C'è anche l'ex calciatore di Genoa, Crotone e Reggina Francesco Modesto tra gli arrestati dell'operazione antimafia Laqueo che ha portato in carcere 14 esponenti delle cosche di 'ndrangheta Lanzino-Cicero e Rango-Zingari di Cosenza. L'accusa è pesante: usura. E si basa sulle dichiarazioni del pentito Roberto Calabrese Violetta. Per i pm Modesto, coinvolto nel giro degli strozzini dal suocero Luisiano Castiglia, avrebbe saputo che una parte dei suoi soldi veniva impiegato in attività usuraie». In cambio lo stesso Modesto avrebbe avuto l'abitazione ristrutturata gratis da una ditta sotto usura.

Non è il primo calciatore di serie A a finire nel mirino dell'Antimafia. Il campione del mondo Antonio Iaquinta è alla sbarra al processo AEmilia sulle infiltrazioni della 'ndrangheta nella regione rossa. L'ex attaccante della Juventus è accusato di aver nascosto alcune armi, con l'aggravante di aver agito per agevolare la 'ndrangheta, così come il padre Giuseppe. Stessa sorte per Francesco Sculli, padre del calciatore del Genoa Giuseppe, che qualche anno fa finì nei guai perché sospettato di aver favorito le cosche come funzionario del Comune di Bruzzano Zeffirio, in Calabria. Sculli, va detto, è il nipote di Giuseppe Morabito, detto 'u Tiradrittu, mammasantissima della 'ndrangheta nella Locride.

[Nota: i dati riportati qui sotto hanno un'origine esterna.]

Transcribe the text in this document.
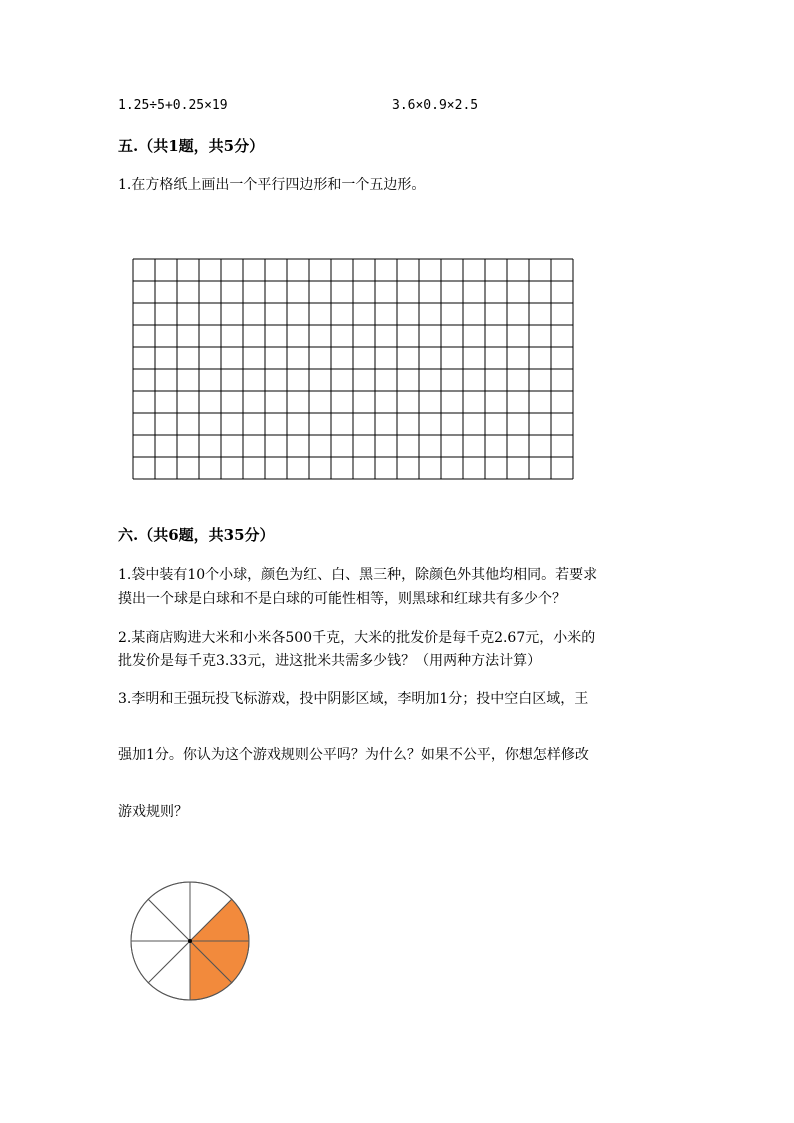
1.25÷5+0.25×19	3.6×0.9×2.5
五.（共1题，共5分）
1.在方格纸上画出一个平行四边形和一个五边形。
六.（共6题，共35分）
1.袋中装有10个小球，颜色为红、白、黑三种，除颜色外其他均相同。若要求
摸出一个球是白球和不是白球的可能性相等，则黑球和红球共有多少个？
2.某商店购进大米和小米各500千克，大米的批发价是每千克2.67元，小米的
批发价是每千克3.33元，进这批米共需多少钱？（用两种方法计算）
3.李明和王强玩投飞标游戏，投中阴影区域，李明加1分；投中空白区域，王
强加1分。你认为这个游戏规则公平吗？为什么？如果不公平，你想怎样修改
游戏规则？
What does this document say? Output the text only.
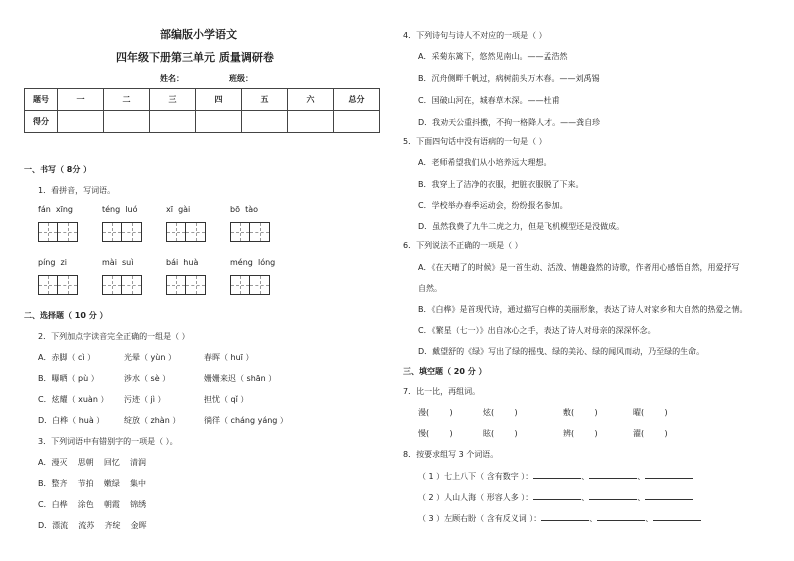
部编版小学语文
四年级下册第三单元 质量调研卷
姓名：	班级：
题号	一	二	三	四	五	六	总分
得分							
一、书写（ 8分 ）
1．看拼音，写词语。
fán xīng	téng luó	xī gài	bō tào
píng zi	mài suì	bái huà	méng lóng
二、选择题（ 10 分 ）
2．下列加点字读音完全正确的一组是（ ）
A．赤脚（ cì ）	光晕（ yùn ）	春晖（ huī ）
B．曝晒（ pù ）	涉水（ sè ）	姗姗来迟（ shān ）
C．炫耀（ xuàn ） 污迹（ jì ）	担忧（ qǐ ）
D．白桦（ huà ） 绽放（ zhàn ）	徜徉（ cháng yáng ）
3．下列词语中有错别字的一项是（ ）。
A．漫灭    思朝    回忆    清润
B．整齐    节拍    嫩绿    集中
C．白桦    涂色    朝霞    锦绣
D．漂流    流苏    齐绽    金晖
4．下列诗句与诗人不对应的一项是（ ）
A．采菊东篱下，悠然见南山。——孟浩然
B．沉舟侧畔千帆过，病树前头万木春。——刘禹锡
C．国破山河在，城春草木深。——杜甫
D．我劝天公重抖擞，不拘一格降人才。——龚自珍
5．下面四句话中没有语病的一句是（ ）
A．老师希望我们从小培养远大理想。
B．我穿上了洁净的衣服，把脏衣服脱了下来。
C．学校举办春季运动会，纷纷报名参加。
D．虽然我费了九牛二虎之力，但是飞机模型还是没做成。
6．下列说法不正确的一项是（ ）
A．《在天晴了的时候》是一首生动、活泼、情趣盎然的诗歌，作者用心感悟自然，用爱抒写
自然。
B．《白桦》是首现代诗，通过描写白桦的美丽形象，表达了诗人对家乡和大自然的热爱之情。
C．《繁星（七一）》出自冰心之手，表达了诗人对母亲的深深怀念。
D．戴望舒的《绿》写出了绿的摇曳、绿的美沁、绿的闻风而动，乃至绿的生命。
三、填空题（ 20 分 ）
7．比一比，再组词。
漫(        )	炫(        )	敷(        )	曜(        )
慢(        )	眩(        )	辨(        )	濯(        )
8．按要求组写 3 个词语。
（ 1 ）七上八下（ 含有数字 ）：	、	、
（ 2 ）人山人海（ 形容人多 ）：	、	、
（ 3 ）左顾右盼（ 含有反义词 ）：	、	、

Altri calciatori sono finiti nei guai per una foto. Fece scalpore la notizia della «gita» di Mario Balotelli a Scampia nel 2010 con due camorristi. Prima di lui Diego Armando Maradona si era fatto fotografare insieme a Carmine Giuliano, ras di Forcella, davanti ad una vasca da bagno a forma di ostrica. Mentre all'ex calciatore del Palermo Fabrizio Miccoli venero contestate alcune amicizie «pericolose» come quella con Giacomo Pampillonia, boss di Porta Nuova, che su Facebook si era fatto immortalare con il calciatore pugliese. E qualcuno sostiene che dietro la morte del calciatore del Cosenza Donato Bergamini nel 1989 ci sia la 'ndrangheta per una storia di droga. L'indagine si è riaperta lo scorso giugno.